Reservation Blues revisits the characters of Thomas Builds-the-Fire, Victor Joseph and Junior Polatkin, first written about so memorably in the 1993 short story collection The Lone Ranger And Tonto Fistfight In Heaven (read my review here). In Reservation Blues, long-dead and legendary Blues musician Robert Johnson somehow makes his way onto the Spokane Indian Reservation and quickly disposes his famous guitar into the hands of angry (and mostly drunk) Victor Joseph, who from that moment on, plays a mean guitar.
Together with his best buddy Junior and Thomas, he starts Coyote Springs, a band that after some rocky beginnings manages its way off the reservation (‘’anywhere off the reservation,’ Thomas said ‘ ,is along ways from the reservation’’), first to the Flathead Indian Reservation and later to Seattle, eventually landing in New York City. In between they get helped and/or distracted by a variety of imaginatively conceived characters, such as Flathead sisters Chess and Checkers Warm Water and Seattle New Agers Betty and Veronica, who briefly join Coyote Springs only to leave both the band and the reservation because ‘it’s nuts here’. Also always lurking in the shadows are the-man-who-was-probably-Lakota and Big Mom, a mystical figure living high up on Wellpinit Mountain where she is joined by Robert Johnson. Things take a decidedly turn for the worse after the audition in New York City goes less than ideal and the hoped-for path to stardom curtailed. Back on the reservation, Junior takes his own life and the band gets scattered with the wind.
Things of course don’t go by without a myriad of complications and hiccups, such as various little and big tiffs between various members of Coyote Springs, beautiful Checkers Warm Waters falling in love with the reservation priest Father Arnold, and the continuing struggle with money worries.

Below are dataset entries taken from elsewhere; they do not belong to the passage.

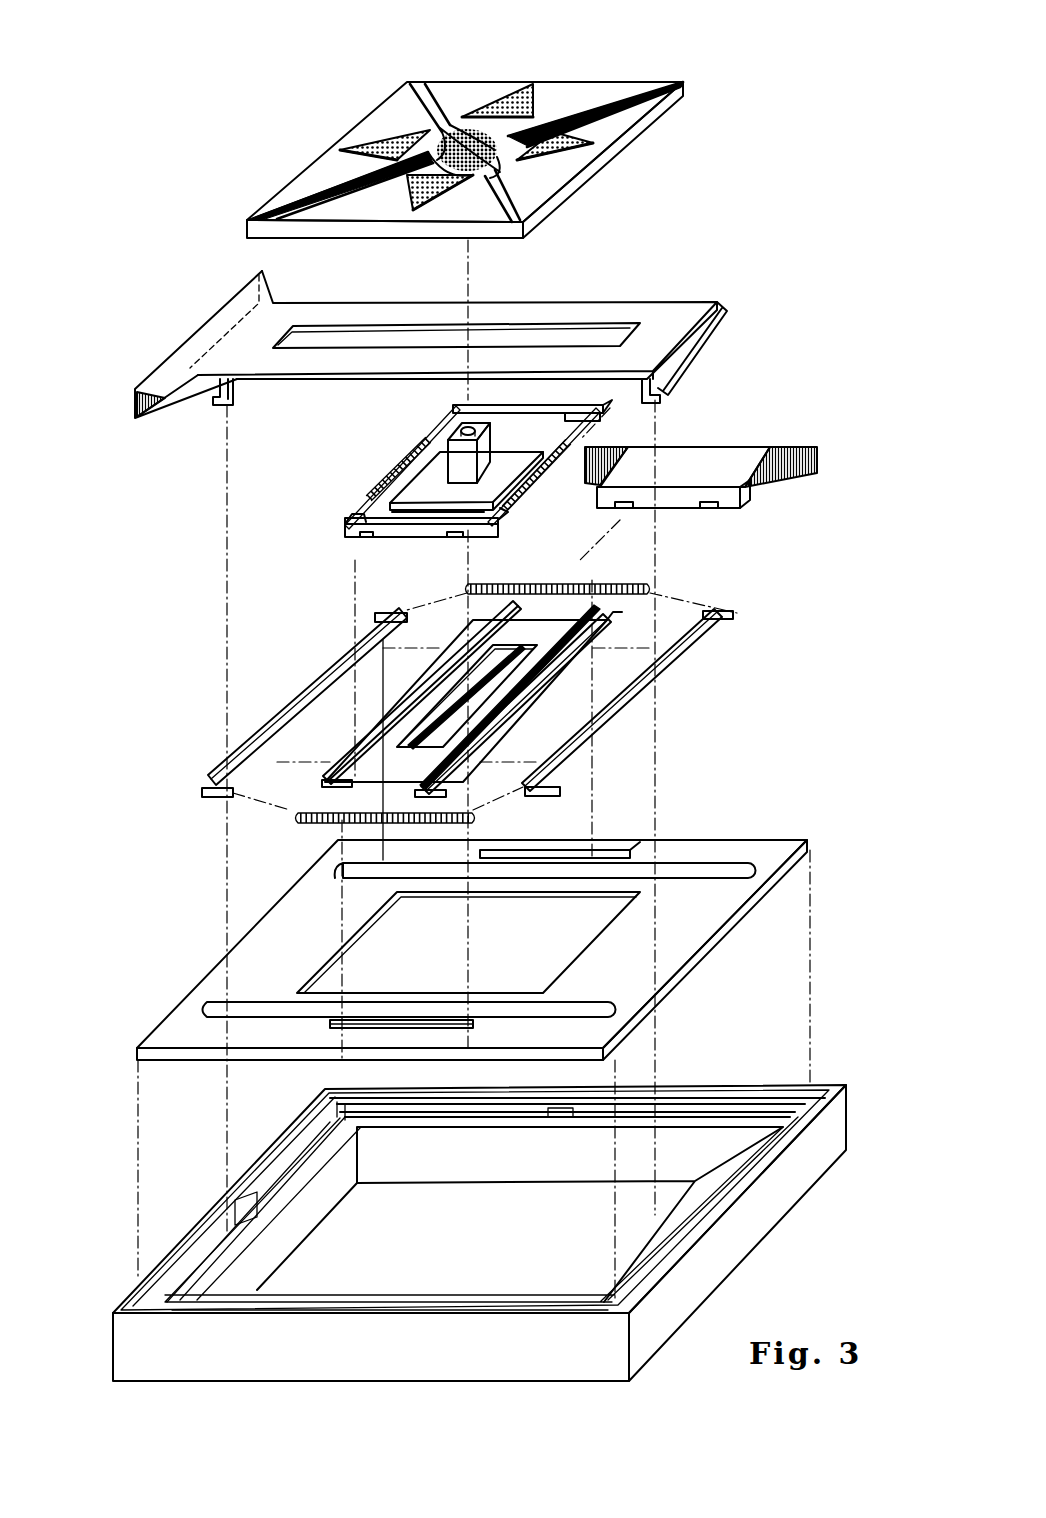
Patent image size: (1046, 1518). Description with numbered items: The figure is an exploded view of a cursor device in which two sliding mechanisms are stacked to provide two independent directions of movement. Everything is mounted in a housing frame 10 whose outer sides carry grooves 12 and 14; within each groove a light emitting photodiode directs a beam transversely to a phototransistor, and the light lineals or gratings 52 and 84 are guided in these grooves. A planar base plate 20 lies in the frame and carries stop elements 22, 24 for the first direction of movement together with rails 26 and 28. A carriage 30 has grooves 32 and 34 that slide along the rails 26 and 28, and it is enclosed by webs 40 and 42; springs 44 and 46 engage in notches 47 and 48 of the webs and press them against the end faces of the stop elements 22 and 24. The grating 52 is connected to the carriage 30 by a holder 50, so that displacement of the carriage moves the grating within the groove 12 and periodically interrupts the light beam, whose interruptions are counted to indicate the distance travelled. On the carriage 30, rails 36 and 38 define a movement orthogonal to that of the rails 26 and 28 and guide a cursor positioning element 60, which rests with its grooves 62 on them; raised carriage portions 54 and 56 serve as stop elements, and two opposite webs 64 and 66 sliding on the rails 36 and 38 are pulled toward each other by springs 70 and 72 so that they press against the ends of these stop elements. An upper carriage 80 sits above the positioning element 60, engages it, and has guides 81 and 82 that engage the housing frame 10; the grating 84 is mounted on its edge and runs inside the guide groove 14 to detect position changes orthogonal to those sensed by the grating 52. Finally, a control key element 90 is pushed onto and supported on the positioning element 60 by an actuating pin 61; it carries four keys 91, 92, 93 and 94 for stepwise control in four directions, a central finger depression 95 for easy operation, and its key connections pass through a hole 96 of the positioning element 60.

The housing frame 10 is at (741, 1228).
The groove 12 is at (682, 1103).
The groove 14 is at (270, 1182).
The planar base plate 20 is at (180, 937).
The stop element 22 is at (420, 1022).
The stop element 24 is at (632, 848).
The rail 26 is at (220, 1003).
The rail 28 is at (355, 870).
The carriage 30 is at (446, 618).
The groove 32 is at (478, 768).
The groove 34 is at (645, 606).
The rail 36 is at (363, 753).
The rail 38 is at (490, 717).
The web 40 is at (683, 675).
The web 42 is at (312, 690).
The spring 44 is at (305, 834).
The spring 46 is at (605, 578).
The notch 47 is at (737, 615).
The notch 48 is at (376, 617).
The holder 50 is at (732, 492).
The light lineal or grating 52 is at (735, 478).
The raised carriage portion 54 is at (440, 697).
The raised carriage portion 56 is at (557, 677).
The cursor positioning element 60 is at (428, 490).
The actuating pin 61 is at (460, 462).
The grooves 62 is at (503, 520).
The web 64 is at (352, 528).
The web 66 is at (490, 408).
The spring 70 is at (370, 470).
The spring 72 is at (653, 417).
The upper carriage 80 is at (668, 308).
The guide 81 is at (722, 318).
The guide 82 is at (210, 412).
The light lineal or grating 84 is at (136, 406).
The control key element 90 is at (243, 166).
The key 91 is at (530, 90).
The key 92 is at (413, 210).
The key 93 is at (365, 134).
The key 94 is at (580, 150).
The finger depression 95 is at (505, 168).
The hole 96 is at (455, 432).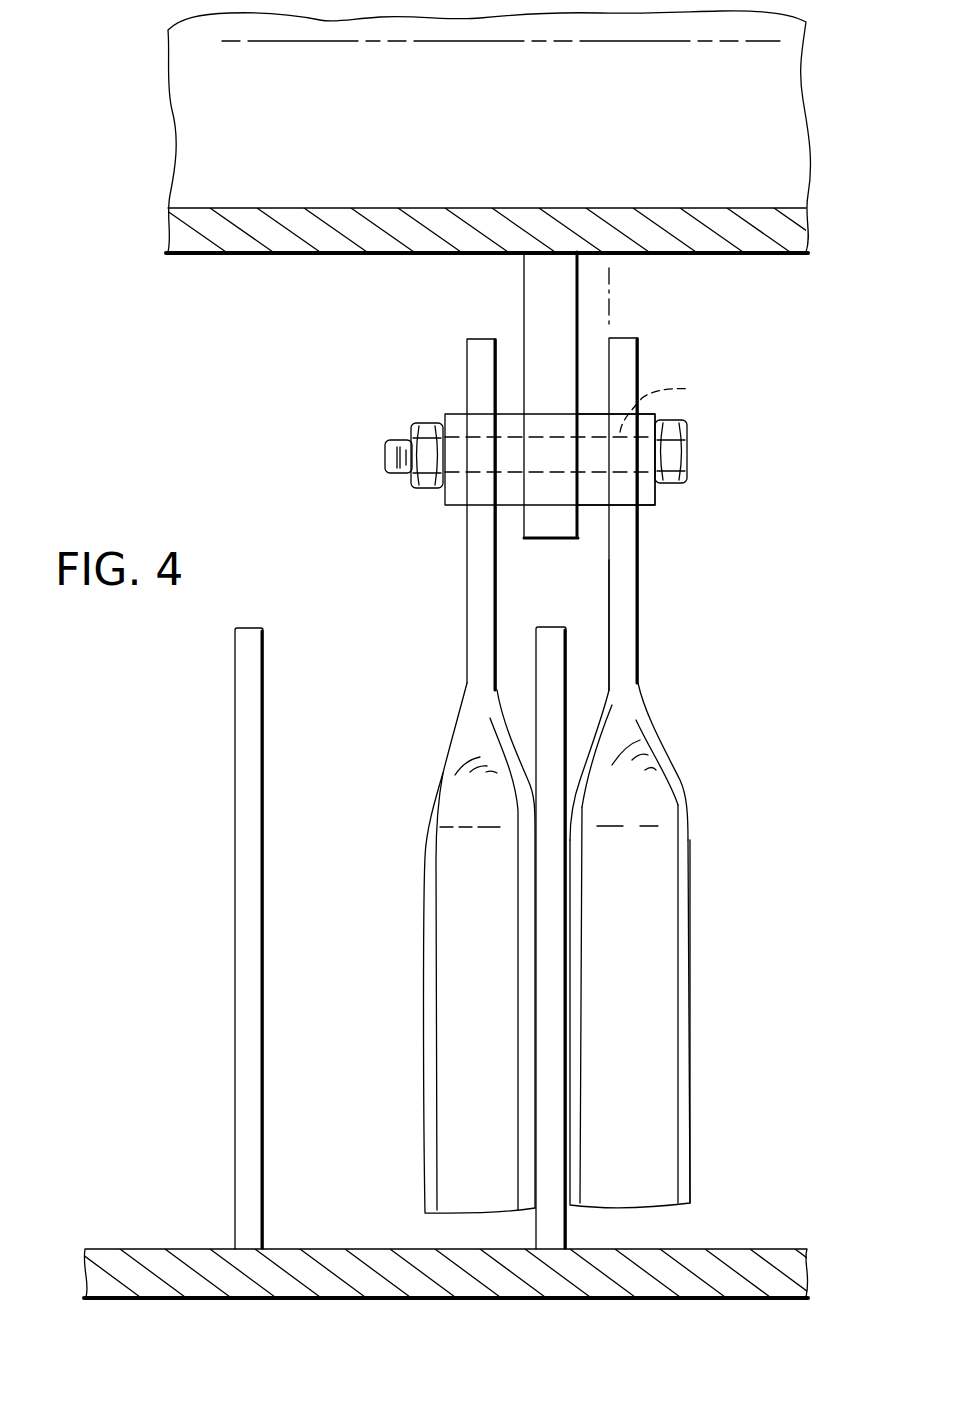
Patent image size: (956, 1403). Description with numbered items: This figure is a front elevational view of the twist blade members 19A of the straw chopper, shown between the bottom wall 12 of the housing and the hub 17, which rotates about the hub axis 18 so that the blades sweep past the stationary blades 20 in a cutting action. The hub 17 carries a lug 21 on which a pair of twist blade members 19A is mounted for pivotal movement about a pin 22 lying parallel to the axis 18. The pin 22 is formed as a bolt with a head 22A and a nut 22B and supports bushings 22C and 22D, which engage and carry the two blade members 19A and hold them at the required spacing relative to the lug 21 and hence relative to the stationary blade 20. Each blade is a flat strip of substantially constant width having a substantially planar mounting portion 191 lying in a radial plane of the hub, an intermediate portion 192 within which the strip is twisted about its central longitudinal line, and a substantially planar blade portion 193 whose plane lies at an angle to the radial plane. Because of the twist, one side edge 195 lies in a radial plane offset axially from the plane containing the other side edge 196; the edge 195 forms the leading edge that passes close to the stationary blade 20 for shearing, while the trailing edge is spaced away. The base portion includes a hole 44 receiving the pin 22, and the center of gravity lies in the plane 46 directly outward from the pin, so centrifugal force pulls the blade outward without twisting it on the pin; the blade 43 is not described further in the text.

The bottom wall 12 is at (150, 1245).
The hub 17 is at (241, 257).
The hub axis 18 is at (618, 40).
The twist blade members 19A is at (683, 876).
The stationary blades 20 is at (234, 734).
The lug 21 is at (547, 277).
The pin 22 is at (390, 440).
The head 22A is at (670, 452).
The nut 22B is at (427, 423).
The bushing 22C is at (510, 495).
The bushing 22D is at (594, 495).
The arm plate 43 is at (637, 373).
The hole 44 is at (669, 406).
The plane 46 is at (613, 303).
The mounting portion 191 is at (628, 588).
The intermediate portion 192 is at (618, 695).
The blade portion 193 is at (660, 947).
The side edge 195 is at (585, 923).
The side edge 196 is at (690, 1030).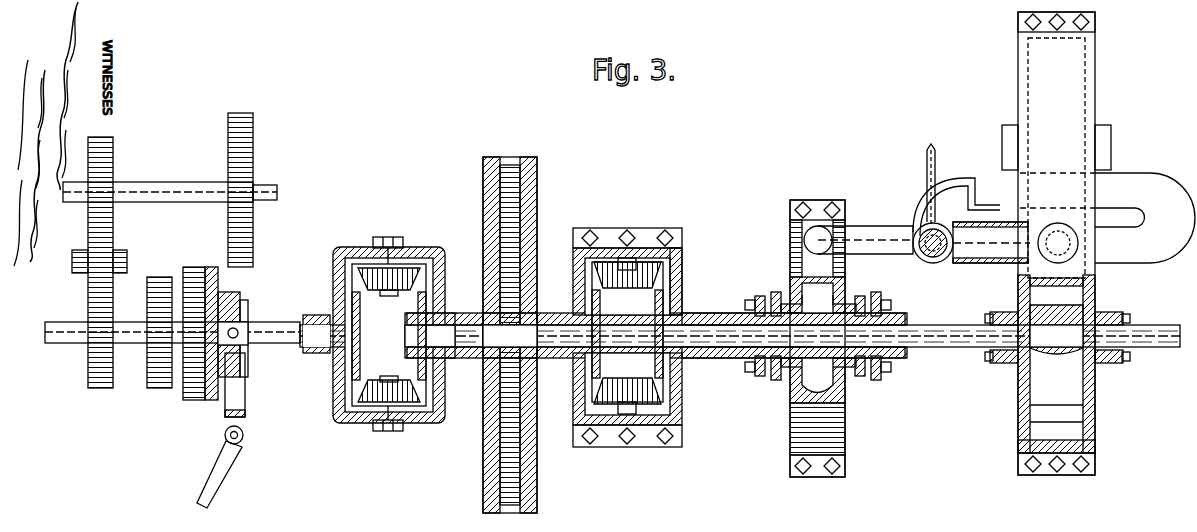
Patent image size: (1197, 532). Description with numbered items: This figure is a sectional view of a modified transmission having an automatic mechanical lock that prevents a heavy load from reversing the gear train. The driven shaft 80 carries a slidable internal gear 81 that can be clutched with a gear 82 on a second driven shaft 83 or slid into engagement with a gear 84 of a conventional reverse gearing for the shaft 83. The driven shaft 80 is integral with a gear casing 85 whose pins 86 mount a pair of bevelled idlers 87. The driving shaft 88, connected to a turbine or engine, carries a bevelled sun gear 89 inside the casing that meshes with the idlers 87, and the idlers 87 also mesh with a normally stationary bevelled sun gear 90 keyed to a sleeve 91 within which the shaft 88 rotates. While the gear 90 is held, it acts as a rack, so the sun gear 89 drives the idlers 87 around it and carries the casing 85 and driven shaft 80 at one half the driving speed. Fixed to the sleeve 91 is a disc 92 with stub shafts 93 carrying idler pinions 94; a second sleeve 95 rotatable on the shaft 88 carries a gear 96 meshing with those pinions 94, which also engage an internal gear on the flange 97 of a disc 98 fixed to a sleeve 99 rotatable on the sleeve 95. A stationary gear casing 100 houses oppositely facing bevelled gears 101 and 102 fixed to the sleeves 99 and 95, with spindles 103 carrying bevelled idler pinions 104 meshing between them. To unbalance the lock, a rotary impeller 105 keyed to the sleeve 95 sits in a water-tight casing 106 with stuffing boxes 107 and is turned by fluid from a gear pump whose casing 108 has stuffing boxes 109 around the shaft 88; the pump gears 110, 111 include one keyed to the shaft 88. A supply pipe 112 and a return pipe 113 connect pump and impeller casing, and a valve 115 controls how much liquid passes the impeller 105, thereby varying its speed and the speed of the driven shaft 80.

The driven shaft 80 is at (272, 320).
The slidable internal gear 81 is at (200, 270).
The gear 82 is at (162, 278).
The driven shaft 83 is at (138, 343).
The gear 84 is at (171, 190).
The gear casing 85 is at (428, 250).
The pins 86 is at (387, 235).
The bevelled idlers 87 is at (360, 260).
The driving shaft 88 is at (957, 322).
The bevelled sun gear 89 is at (350, 295).
The stationary sun gear 90 is at (425, 300).
The sleeve 91 is at (468, 358).
The disc 92 is at (482, 192).
The stub shafts 93 is at (500, 231).
The idler pinions 94 is at (537, 204).
The second sleeve 95 is at (715, 308).
The gear 96 is at (532, 280).
The flange 97 is at (510, 160).
The disc 98 is at (537, 240).
The sleeve 99 is at (545, 312).
The stationary gear casing 100 is at (627, 325).
The bevelled gear 101 is at (595, 382).
The bevelled gear 102 is at (676, 290).
The spindles 103 is at (627, 230).
The idler pinions 104 is at (620, 260).
The rotary impeller 105 is at (808, 394).
The water-tight casing 106 is at (820, 205).
The stuffing boxes 107 is at (755, 372).
The casing 108 is at (1020, 92).
The stuffing boxes 109 is at (1105, 312).
The gear 110 is at (1070, 100).
The gear 111 is at (1090, 396).
The supply pipe 112 is at (1130, 175).
The return pipe 113 is at (872, 228).
The valve 115 is at (942, 225).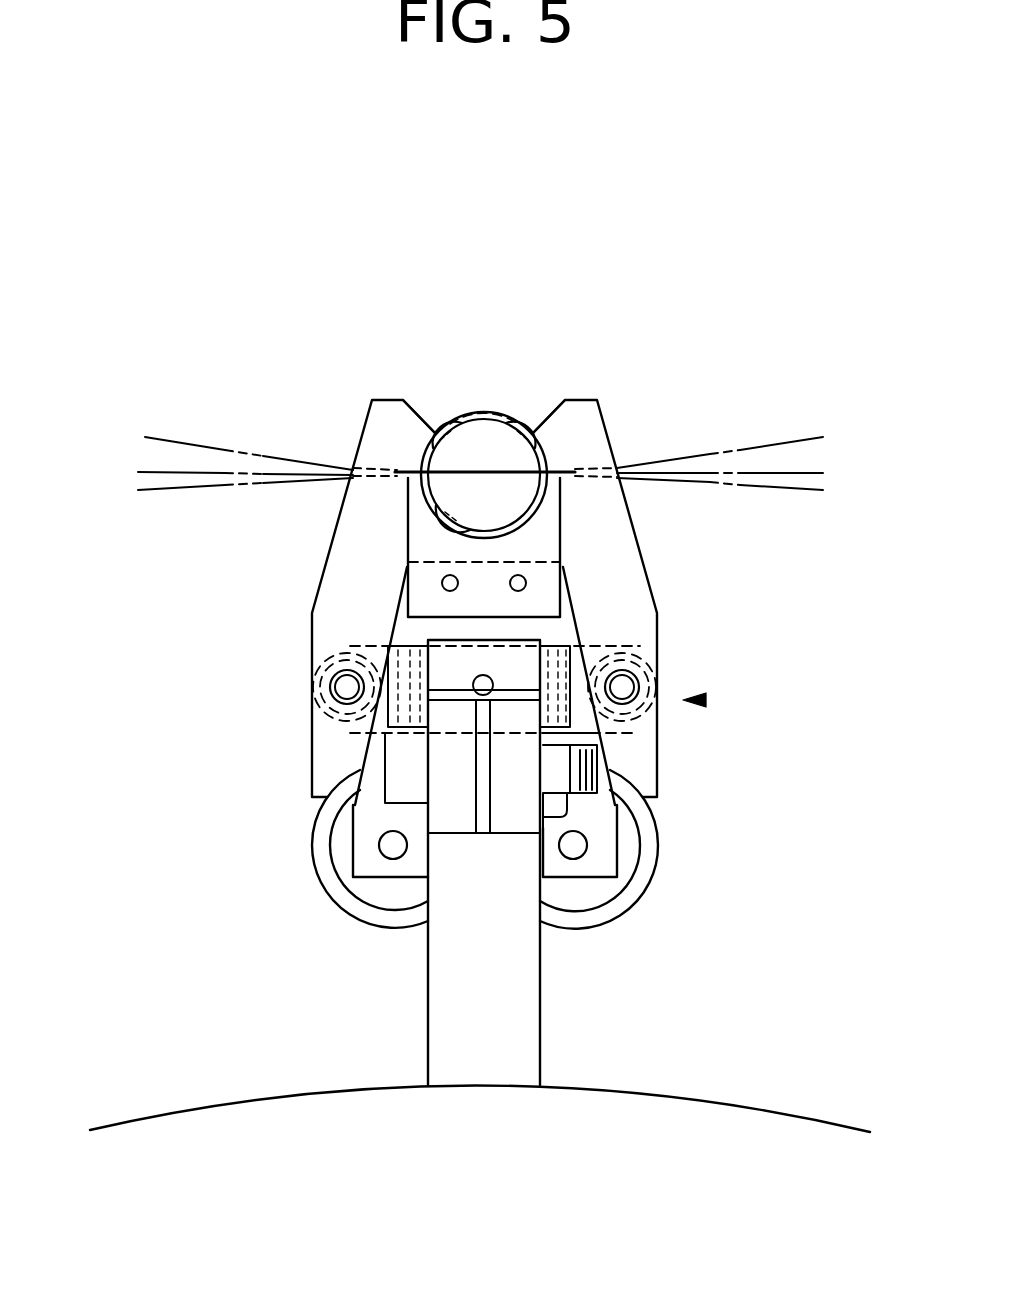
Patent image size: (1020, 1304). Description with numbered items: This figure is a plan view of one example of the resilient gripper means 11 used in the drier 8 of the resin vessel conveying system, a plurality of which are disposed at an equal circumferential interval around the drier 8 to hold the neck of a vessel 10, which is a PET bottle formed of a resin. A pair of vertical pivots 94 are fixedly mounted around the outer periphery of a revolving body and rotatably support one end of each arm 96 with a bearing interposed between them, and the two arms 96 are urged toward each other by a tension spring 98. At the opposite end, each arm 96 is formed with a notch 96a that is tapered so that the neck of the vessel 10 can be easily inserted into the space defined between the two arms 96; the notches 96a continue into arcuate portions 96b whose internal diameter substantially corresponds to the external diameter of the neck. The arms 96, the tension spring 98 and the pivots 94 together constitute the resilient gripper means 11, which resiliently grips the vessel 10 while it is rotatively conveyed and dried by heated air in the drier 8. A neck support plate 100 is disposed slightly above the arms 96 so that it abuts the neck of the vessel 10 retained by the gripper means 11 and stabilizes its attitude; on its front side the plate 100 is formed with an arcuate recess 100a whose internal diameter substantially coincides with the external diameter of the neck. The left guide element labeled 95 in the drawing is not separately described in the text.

The drier 8 is at (135, 555).
The vessel 10 is at (527, 492).
The resilient gripper means 11 is at (705, 700).
The vertical pivots 94 is at (393, 845).
The left guide member 95 is at (337, 583).
The arm 96 is at (622, 587).
The notch 96a is at (421, 413).
The arcuate portions 96b is at (447, 437).
The tension spring 98 is at (610, 637).
The neck support plate 100 is at (547, 543).
The arcuate recess 100a is at (430, 505).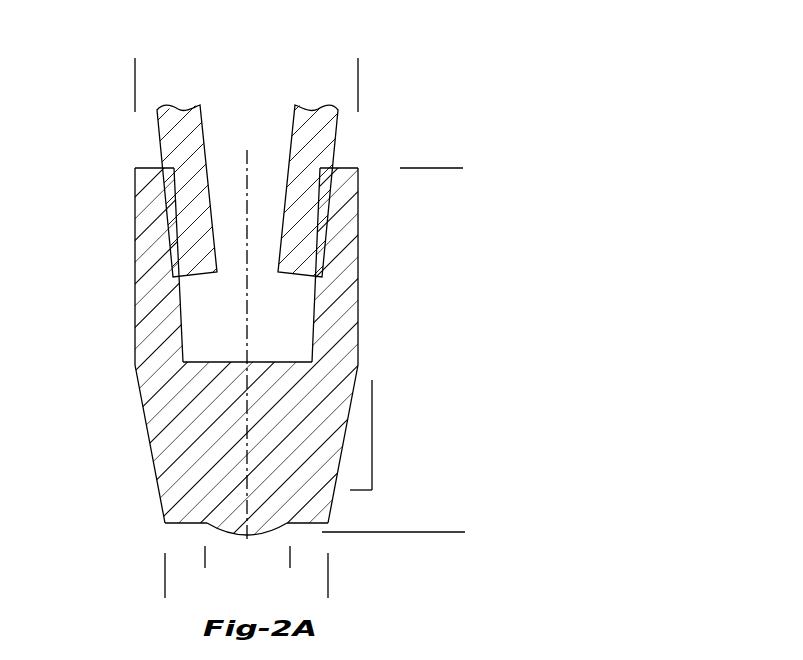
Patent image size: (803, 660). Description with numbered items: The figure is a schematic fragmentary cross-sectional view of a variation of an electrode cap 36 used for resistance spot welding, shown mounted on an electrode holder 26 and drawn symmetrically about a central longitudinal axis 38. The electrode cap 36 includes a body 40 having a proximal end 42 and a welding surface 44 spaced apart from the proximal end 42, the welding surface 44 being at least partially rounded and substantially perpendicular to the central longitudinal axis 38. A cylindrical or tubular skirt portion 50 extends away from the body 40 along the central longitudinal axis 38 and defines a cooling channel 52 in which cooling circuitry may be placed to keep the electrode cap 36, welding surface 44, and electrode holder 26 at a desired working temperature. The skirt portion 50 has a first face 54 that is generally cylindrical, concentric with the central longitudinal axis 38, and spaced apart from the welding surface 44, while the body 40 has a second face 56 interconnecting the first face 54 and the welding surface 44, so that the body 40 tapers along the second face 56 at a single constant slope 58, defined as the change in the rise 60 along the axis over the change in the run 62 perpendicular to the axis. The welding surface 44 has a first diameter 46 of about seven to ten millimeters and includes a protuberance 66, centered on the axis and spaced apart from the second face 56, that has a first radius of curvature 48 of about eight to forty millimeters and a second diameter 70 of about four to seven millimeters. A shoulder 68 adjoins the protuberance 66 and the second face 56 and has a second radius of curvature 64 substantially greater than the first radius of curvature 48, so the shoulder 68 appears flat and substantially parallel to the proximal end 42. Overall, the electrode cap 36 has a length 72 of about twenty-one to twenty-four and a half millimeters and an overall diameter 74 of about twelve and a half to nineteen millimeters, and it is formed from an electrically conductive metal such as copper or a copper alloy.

The electrode holder 26 is at (160, 150).
The electrode cap 36 is at (414, 153).
The central longitudinal axis 38 is at (247, 285).
The body 40 is at (119, 457).
The proximal end 42 is at (274, 361).
The welding surface 44 is at (180, 522).
The first diameter 46 is at (166, 580).
The first radius of curvature 48 is at (250, 531).
The skirt portion 50 is at (397, 330).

The writing is once again wonderfully unique and steeped in mystique, such as in the last sentence of the book ‘Checkers and Chess reached out of their windows and held tightly to the manes of those shadow hoses running alongside the blue van’.
I wasn’t that totally captivated by his writing style as when I was reading The Lone Ranger And Tonto… but that might only because the short story collection was the first book I read by Sherman Alexie and his writing style was brand new to me then.
As in that book, the humdrum tragedy of life on an Indian reservation are very much in the focus of the book, as witnessed in conversations such as this one by Father Arnold and Checkers Warm Waters: ‘Does everything have to be about money?’ ‘Of course it does. Only people with enough money ever ask that question anyway’.
Speaking for Sherman Alexie is the fact that none of the often rather serious subject matter is written in an educational or preachy way. On the contrary, he manages to convey the things he wants to say in an often downright hilarious, even wacky way, without sacrificing his messages or diluting the comments and observations of the harsh realities of life on an Indian reservation and the continuing struggle Native American society is experiencing. Which is one of the main reasons endearing his work to me so much. Reservation Blues is an extraordinarily well-conceived story featuring a great cast of memorable characters. All of which are written about with loving attention to detail, culled both from reality and the inventive mind of Sherman Alexie, who as a mixed Spokane/Couer D’Alene is uniquely well-adapted to write about these things. As for my attraction to his writings and all things Native American, that attitude of the ‘white man’ gets addressed numerous times in the book too, such as in the scenes with Betty and Veronica, so that’s given me a chance to reflect on my motivations, which is making his books particularly relevant to myself and a lot of other people reading them.